In zijn laatste boek ‘De democratie voorbij’ ging Luc Huyse op zoek naar voorbeelden om de democratie te verrijken en daarvoor vermeldt hij uitdrukkelijk de Antwerpse actiegroepen die voor hem een nieuw segment van het maatschappelijk middenveld representeren. De bonte wereld van de kleinschalige comités in buurten, wijken en straten die je overal ziet opduiken zijn volgens Huyse de onmisbare spelers op dat middenveld dat de brug kan vormen tussen bevolking en politiek.

 Zij kunnen vaak putten uit de juridische, planologische, mediatechnische, sociologische en politicologische deskundigheid van hun leden. Met z’n allen weten ze goed dat politiek personeel en ambtenaren niet altijd meer een kennisvoorsprong hebben. Als voorbeeld vermeldt hij de Antwerpse koepel van buurtverenigingen De Ploeg, waartoe ook Manu Claeys behoort, die actief is de stationsbuurt.

In de Kievit II-fase werd projectontwikkelaar Kairos die in opdracht van Electrabel een nieuw kantoorgebouw wilde neerzetten in de wijk, teruggefloten door een gefundeerd bezwaarschrift van De Ploeg en in plaats van een zoveelste juridische strijd aan te gaan zijn projectontwikkelaar en buurtbewoners, samen met architect Stéphane Beel, aan tafel gaan zitten en daaruit ontstond een leefbaar compromis voor alle betrokken partijen.

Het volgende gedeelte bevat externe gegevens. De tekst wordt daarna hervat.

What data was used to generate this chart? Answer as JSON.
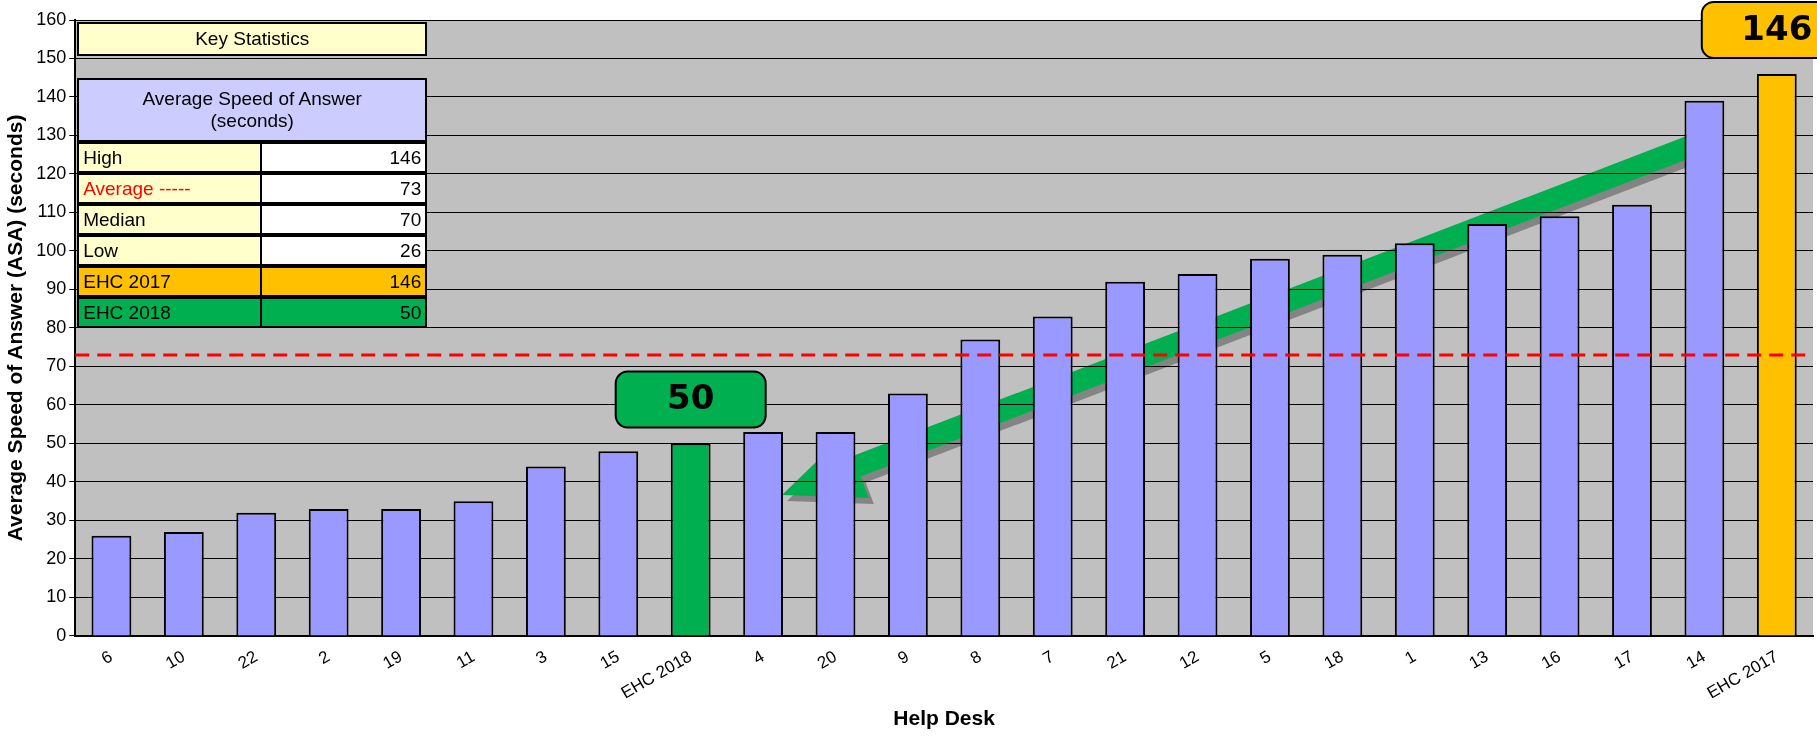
{
  "chart_data": {
    "type": "bar",
    "xlabel": "Help Desk",
    "ylabel": "Average Speed of Answer (ASA) (seconds)",
    "categories": [
      "6",
      "10",
      "22",
      "2",
      "19",
      "11",
      "3",
      "15",
      "EHC 2018",
      "4",
      "20",
      "9",
      "8",
      "7",
      "21",
      "12",
      "5",
      "18",
      "1",
      "13",
      "16",
      "17",
      "14",
      "EHC 2017"
    ],
    "values": [
      26,
      27,
      32,
      33,
      33,
      35,
      44,
      48,
      50,
      53,
      53,
      63,
      77,
      83,
      92,
      94,
      98,
      99,
      102,
      107,
      109,
      112,
      139,
      146
    ],
    "colors": [
      "#9999ff",
      "#9999ff",
      "#9999ff",
      "#9999ff",
      "#9999ff",
      "#9999ff",
      "#9999ff",
      "#9999ff",
      "#00b050",
      "#9999ff",
      "#9999ff",
      "#9999ff",
      "#9999ff",
      "#9999ff",
      "#9999ff",
      "#9999ff",
      "#9999ff",
      "#9999ff",
      "#9999ff",
      "#9999ff",
      "#9999ff",
      "#9999ff",
      "#9999ff",
      "#ffc000"
    ],
    "value_labels": [
      null,
      null,
      null,
      null,
      null,
      null,
      null,
      null,
      "50",
      null,
      null,
      null,
      null,
      null,
      null,
      null,
      null,
      null,
      null,
      null,
      null,
      null,
      null,
      "146"
    ],
    "ylim": [
      0,
      160
    ],
    "yticks": [
      0,
      10,
      20,
      30,
      40,
      50,
      60,
      70,
      80,
      90,
      100,
      110,
      120,
      130,
      140,
      150,
      160
    ],
    "grid": "y",
    "legend": false,
    "ref_lines": [
      {
        "axis": "y",
        "value": 73,
        "color": "#ff0000",
        "line_style": "dashed"
      }
    ],
    "annotations": [
      "Key Statistics",
      "Average Speed of Answer (seconds)",
      "High",
      "146",
      "Average -----",
      "73",
      "Median",
      "70",
      "Low",
      "26",
      "EHC 2017",
      "146",
      "EHC 2018",
      "50"
    ]
  }
}
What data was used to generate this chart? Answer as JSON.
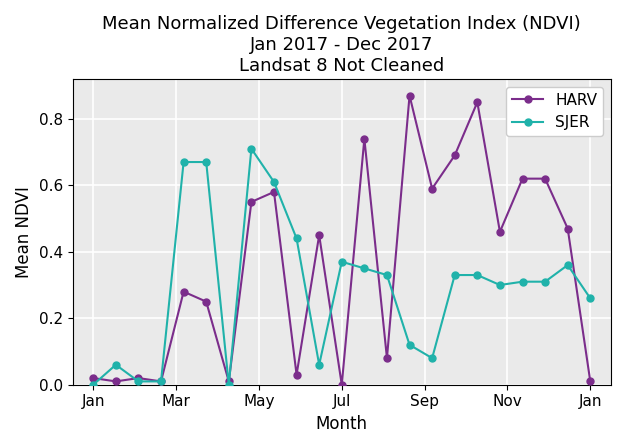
{
  "title": "Mean Normalized Difference Vegetation Index (NDVI)\nJan 2017 - Dec 2017\nLandsat 8 Not Cleaned",
  "xlabel": "Month",
  "ylabel": "Mean NDVI",
  "harv_values": [
    0.02,
    0.01,
    0.02,
    0.01,
    0.28,
    0.25,
    0.01,
    0.55,
    0.58,
    0.03,
    0.45,
    0.0,
    0.74,
    0.08,
    0.87,
    0.59,
    0.69,
    0.85,
    0.46,
    0.62,
    0.62,
    0.47,
    0.01
  ],
  "sjer_values": [
    0.0,
    0.06,
    0.01,
    0.01,
    0.67,
    0.67,
    0.0,
    0.71,
    0.61,
    0.44,
    0.06,
    0.37,
    0.35,
    0.33,
    0.12,
    0.08,
    0.33,
    0.33,
    0.3,
    0.31,
    0.31,
    0.36,
    0.26
  ],
  "harv_color": "#7B2D8B",
  "sjer_color": "#20B2AA",
  "ylim": [
    0.0,
    0.92
  ],
  "yticks": [
    0.0,
    0.2,
    0.4,
    0.6,
    0.8
  ],
  "month_tick_labels": [
    "Jan",
    "Mar",
    "May",
    "Jul",
    "Sep",
    "Nov",
    "Jan"
  ],
  "background_color": "#eaeaea",
  "grid_color": "white"
}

Ook voor de invulling van Kievitsfase III werd intussen eenzelfde procedure gevolgd, want vertegenwoordigers van De Ploeg gingen met Christian Van Thillo en zijn architecten aan tafel om de plannen te bespreken voor een nieuw hoofdkwartier van Het Pershuis, een van de machtigste mediaconcerns in Vlaanderen.

De kracht van dat georganiseerde middenveld is dat het vooral op geëngageerd vrijwilligerswerk stoelt en dat is van onschatbare waarde. Dat hebben stRaten-Generaal, Ademloos en Ringland ten volle bewezen en dat heeft de politieke overheid, al dan niet onder invloed van intendant Alexander D’Hooghe, intussen ook begrepen.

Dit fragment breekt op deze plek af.